State Sen. Mike Gianaris, the deputy majority leader who played a large role in crafting these new maps, defended how this new district was drawn.
"There was a time not that long ago when there was a district that was Staten Island, Bay Ridge, Sunset Park, and surrounding neighborhoods, and that's exactly what we did," Gianaris said. "So we're honoring a historical interpretation of what this district should look like."
Democrats also looked to reconfigure several swing districts, including the 3rd District, which will now span from Suffolk County through Nassau County, Queens, the Bronx and into more liberal areas of Westchester.
The district is held right now by Democratic Rep. Tom Suozzi who is running for governor. This has opened the door to numerous Democratic candidates jumping in the race for the district. After looking at the new map, state Sen. Alessandra Biaggi is seriously considering a run for Congress, a spokesperson said.
Proposed congressional districts in upstate New York. (Courtesy of NYS Legislative Task Force on Demographic Research and Reapportionment)
What does this mean for you as the voter?
Once maps are approved, you could very well have someone new representing you in Congress next year. Not necessarily because you moved or voted for someone different but because the Legislature changed the district you live in.

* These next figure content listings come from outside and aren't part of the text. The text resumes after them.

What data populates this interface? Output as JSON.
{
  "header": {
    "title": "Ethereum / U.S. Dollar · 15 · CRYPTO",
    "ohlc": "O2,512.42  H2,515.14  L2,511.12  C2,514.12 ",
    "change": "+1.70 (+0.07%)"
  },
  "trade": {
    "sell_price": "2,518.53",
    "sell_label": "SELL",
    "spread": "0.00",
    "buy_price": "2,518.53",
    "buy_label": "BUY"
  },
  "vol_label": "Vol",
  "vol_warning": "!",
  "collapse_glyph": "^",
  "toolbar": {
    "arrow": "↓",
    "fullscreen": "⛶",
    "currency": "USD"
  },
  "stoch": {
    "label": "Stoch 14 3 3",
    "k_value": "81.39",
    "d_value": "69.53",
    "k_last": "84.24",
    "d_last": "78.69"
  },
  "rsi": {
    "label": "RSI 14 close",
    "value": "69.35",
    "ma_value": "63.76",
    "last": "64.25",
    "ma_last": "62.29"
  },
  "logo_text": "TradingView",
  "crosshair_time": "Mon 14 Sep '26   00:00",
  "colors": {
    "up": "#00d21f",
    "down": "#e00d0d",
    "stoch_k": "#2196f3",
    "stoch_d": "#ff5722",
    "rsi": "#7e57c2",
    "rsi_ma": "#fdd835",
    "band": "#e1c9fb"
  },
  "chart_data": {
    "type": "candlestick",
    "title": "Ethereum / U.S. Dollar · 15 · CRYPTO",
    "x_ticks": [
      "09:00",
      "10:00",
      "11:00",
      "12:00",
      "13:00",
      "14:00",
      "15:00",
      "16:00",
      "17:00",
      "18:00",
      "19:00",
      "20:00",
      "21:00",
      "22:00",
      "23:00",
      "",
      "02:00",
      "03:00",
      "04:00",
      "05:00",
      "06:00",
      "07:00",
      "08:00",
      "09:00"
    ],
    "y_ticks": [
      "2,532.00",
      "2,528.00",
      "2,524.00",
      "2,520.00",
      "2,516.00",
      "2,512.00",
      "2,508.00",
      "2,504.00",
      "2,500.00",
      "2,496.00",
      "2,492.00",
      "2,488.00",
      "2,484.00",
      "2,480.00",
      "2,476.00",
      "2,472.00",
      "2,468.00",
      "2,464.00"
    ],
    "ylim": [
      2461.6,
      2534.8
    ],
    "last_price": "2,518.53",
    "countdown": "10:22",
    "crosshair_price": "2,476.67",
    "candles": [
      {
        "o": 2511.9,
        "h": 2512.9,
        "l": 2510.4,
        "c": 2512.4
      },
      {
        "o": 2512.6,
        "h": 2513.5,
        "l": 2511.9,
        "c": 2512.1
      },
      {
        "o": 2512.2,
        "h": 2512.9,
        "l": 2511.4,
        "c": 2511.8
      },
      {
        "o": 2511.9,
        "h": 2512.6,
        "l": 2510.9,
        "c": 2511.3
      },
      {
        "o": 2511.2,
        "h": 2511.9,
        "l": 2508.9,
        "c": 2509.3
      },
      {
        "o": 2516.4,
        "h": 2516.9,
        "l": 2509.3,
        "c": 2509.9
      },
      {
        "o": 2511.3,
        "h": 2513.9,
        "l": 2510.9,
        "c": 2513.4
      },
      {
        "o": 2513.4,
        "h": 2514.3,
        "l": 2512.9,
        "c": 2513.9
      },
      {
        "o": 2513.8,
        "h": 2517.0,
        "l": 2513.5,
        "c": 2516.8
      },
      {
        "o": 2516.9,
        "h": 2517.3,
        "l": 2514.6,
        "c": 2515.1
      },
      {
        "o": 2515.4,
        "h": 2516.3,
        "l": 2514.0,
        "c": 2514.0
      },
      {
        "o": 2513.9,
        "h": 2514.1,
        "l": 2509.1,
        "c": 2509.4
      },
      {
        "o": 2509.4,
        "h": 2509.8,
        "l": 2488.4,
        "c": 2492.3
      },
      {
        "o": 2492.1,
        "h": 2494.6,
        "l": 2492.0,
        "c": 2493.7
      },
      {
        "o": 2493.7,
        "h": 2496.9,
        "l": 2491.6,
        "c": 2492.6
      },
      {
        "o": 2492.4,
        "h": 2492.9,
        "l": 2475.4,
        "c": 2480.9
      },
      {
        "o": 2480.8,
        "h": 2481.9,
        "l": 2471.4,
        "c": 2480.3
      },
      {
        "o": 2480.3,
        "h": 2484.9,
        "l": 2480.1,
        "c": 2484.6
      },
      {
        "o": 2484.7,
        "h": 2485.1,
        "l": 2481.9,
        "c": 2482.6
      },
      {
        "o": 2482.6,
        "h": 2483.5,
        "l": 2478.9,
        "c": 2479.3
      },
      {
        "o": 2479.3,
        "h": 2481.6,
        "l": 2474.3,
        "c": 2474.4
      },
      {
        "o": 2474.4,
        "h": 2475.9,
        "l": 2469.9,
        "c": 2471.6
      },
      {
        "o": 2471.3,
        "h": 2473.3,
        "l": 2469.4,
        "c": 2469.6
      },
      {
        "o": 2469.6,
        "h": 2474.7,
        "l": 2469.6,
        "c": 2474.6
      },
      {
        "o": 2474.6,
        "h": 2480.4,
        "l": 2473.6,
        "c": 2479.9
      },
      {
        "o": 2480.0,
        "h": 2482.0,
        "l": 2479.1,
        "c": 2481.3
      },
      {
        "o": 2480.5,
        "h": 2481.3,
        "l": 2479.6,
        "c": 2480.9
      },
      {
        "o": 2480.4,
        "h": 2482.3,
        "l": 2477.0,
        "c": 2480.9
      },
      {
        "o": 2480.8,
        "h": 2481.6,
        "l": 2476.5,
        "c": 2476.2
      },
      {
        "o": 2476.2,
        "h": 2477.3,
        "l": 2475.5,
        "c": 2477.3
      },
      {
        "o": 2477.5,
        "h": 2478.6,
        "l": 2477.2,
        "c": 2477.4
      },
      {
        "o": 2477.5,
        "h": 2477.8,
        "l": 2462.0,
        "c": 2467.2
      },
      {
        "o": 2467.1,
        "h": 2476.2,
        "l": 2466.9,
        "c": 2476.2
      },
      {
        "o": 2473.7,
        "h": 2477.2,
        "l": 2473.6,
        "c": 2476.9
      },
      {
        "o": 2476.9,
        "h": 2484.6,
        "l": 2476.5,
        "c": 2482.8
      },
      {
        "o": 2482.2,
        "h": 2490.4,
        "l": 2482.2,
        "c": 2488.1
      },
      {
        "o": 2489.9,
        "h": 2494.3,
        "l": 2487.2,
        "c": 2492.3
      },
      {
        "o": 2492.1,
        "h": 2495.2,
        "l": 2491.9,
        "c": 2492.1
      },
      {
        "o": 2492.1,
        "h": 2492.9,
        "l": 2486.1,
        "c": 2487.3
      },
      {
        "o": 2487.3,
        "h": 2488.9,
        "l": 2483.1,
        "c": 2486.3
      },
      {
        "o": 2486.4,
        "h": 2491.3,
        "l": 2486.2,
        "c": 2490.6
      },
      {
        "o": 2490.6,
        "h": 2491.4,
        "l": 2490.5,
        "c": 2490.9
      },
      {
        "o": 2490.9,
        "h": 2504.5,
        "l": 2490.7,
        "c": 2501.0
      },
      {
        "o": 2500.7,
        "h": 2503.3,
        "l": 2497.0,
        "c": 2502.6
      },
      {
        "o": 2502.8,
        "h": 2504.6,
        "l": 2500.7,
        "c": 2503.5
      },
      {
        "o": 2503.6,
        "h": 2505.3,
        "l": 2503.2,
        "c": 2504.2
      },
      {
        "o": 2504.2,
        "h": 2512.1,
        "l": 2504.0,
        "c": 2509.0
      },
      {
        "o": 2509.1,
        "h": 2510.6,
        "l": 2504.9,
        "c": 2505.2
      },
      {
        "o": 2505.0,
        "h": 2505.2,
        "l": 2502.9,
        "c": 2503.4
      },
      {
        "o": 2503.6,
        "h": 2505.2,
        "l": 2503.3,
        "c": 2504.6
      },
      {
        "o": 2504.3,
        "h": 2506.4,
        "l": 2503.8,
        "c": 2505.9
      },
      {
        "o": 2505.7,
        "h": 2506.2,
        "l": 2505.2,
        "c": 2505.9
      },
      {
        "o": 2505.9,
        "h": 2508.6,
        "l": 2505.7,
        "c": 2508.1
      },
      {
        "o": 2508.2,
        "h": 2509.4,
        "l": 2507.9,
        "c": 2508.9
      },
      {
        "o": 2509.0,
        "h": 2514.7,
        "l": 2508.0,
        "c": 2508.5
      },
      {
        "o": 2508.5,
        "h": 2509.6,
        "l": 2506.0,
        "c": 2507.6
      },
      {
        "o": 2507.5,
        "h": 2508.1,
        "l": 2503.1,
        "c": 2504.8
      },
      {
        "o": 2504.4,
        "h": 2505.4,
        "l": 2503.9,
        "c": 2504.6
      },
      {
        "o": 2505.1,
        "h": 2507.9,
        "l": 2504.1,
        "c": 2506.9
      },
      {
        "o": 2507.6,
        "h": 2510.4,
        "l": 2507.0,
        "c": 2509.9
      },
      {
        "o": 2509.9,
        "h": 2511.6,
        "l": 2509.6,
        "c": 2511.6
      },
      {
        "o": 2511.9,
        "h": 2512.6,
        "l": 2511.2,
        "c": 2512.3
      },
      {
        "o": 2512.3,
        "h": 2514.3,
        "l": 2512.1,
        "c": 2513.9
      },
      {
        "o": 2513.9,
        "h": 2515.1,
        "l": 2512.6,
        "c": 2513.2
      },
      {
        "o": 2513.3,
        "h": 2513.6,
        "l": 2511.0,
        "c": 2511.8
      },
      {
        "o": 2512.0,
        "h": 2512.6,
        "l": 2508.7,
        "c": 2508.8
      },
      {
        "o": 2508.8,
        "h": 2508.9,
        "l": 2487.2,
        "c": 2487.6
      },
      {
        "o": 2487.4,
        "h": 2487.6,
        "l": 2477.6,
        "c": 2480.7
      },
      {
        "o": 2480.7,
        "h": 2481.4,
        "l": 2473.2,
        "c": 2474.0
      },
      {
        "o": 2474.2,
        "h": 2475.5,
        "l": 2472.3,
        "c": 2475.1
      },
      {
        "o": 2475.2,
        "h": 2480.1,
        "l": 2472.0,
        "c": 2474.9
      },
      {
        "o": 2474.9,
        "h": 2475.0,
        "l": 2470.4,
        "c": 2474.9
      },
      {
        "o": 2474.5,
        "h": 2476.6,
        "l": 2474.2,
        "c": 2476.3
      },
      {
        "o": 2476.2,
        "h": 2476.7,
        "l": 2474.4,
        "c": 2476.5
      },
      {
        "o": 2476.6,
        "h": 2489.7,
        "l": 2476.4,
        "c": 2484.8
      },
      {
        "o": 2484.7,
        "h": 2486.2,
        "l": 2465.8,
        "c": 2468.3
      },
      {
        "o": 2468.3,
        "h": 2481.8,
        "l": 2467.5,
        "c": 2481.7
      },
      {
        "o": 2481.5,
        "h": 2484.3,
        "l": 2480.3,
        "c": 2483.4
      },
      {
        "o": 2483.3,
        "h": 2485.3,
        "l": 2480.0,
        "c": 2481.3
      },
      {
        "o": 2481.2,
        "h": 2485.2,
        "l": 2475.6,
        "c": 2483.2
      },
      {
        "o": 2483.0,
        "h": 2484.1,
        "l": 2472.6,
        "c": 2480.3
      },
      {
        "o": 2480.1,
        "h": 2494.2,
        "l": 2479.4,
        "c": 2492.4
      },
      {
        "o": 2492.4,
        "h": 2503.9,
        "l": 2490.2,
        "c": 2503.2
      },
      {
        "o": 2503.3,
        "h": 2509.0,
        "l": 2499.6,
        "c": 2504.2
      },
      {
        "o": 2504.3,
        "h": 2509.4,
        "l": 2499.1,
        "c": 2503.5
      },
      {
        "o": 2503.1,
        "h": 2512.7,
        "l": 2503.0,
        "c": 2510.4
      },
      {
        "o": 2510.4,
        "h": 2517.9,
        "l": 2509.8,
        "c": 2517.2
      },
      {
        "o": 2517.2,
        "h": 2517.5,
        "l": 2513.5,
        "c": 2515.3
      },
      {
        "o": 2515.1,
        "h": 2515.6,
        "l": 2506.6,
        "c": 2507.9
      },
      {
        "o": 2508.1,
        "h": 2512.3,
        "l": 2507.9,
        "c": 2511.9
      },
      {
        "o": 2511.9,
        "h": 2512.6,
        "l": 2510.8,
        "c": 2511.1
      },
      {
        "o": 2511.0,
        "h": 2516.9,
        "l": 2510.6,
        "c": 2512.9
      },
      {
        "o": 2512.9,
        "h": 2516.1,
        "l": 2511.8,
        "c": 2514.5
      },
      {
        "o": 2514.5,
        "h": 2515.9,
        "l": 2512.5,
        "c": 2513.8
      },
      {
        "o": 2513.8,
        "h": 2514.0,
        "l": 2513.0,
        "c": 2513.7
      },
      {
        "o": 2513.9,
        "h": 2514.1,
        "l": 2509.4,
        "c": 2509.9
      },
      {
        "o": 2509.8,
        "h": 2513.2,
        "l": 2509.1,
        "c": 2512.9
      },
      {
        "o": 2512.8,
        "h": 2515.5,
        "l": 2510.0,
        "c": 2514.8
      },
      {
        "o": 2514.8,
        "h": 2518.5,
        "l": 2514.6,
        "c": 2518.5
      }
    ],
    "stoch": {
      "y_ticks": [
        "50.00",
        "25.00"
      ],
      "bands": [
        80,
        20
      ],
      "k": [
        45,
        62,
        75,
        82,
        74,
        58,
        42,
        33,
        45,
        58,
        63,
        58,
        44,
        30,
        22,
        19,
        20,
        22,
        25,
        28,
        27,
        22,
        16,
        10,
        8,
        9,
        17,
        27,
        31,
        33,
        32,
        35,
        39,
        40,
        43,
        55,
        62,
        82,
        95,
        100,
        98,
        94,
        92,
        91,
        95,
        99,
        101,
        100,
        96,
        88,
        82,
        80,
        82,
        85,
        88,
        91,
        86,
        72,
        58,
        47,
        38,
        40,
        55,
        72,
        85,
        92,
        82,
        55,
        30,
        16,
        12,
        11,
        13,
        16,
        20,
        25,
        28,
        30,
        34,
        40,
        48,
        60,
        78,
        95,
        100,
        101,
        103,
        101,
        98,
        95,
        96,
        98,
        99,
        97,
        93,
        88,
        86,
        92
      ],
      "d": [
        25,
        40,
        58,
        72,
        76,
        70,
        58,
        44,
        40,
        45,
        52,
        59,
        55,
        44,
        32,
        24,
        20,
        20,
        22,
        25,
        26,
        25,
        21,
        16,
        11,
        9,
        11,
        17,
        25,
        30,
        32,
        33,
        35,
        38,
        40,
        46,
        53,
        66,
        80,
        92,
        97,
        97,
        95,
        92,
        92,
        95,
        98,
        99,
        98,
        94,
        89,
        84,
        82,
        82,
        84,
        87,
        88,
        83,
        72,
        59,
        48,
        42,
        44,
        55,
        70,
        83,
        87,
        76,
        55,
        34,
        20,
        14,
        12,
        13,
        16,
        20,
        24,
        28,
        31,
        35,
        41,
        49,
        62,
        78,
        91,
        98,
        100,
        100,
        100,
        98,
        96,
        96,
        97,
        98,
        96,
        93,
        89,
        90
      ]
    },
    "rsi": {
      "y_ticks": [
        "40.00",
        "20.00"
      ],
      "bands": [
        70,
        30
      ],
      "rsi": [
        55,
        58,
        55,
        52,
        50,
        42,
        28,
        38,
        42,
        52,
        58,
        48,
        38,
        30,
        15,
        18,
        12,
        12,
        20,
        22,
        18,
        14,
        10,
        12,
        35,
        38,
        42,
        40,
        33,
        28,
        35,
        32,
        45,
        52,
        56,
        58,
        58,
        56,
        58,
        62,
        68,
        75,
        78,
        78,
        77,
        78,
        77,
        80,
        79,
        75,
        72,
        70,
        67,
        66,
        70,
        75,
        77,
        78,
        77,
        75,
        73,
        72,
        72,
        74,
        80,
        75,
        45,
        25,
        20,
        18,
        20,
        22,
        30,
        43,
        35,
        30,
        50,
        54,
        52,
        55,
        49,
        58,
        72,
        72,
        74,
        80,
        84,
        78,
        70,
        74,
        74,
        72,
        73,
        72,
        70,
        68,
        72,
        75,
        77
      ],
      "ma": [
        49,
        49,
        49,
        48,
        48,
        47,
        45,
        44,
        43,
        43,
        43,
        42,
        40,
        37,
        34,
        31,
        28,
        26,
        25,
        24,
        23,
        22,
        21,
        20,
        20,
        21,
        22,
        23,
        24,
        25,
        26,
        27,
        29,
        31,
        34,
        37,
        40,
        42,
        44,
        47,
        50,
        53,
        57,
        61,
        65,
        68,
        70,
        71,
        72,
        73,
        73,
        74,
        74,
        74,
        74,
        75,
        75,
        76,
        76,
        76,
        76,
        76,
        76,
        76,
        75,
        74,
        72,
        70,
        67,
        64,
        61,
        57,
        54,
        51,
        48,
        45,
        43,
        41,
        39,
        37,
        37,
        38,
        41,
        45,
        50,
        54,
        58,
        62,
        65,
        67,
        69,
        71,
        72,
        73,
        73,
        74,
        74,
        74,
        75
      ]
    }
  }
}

But this is also all taking place against the backdrop of a much larger fight happening nationally. Red states like Florida, Texas, and Georgia are expected to gain Republican seats even if New York is losing them.
But these maps, proposed by the Legislature, will also be challenged legally, New York Republican Party Chairman Nick Langworthy confirmed.
"It's blatant gerrymandering, it's hyper-partisan and the people of this state need to reject it," Langworthy said. "We're going to go to court by any means necessary to try to bring that to justice."
These new maps will affect this year's primary, which means lawmakers are acting fast.
The Legislature is expected to vote on the congressional maps on Wednesday.
The new state Senate and Assembly district maps, which sources say could be released on Monday, are expected to be voted on by Thursday.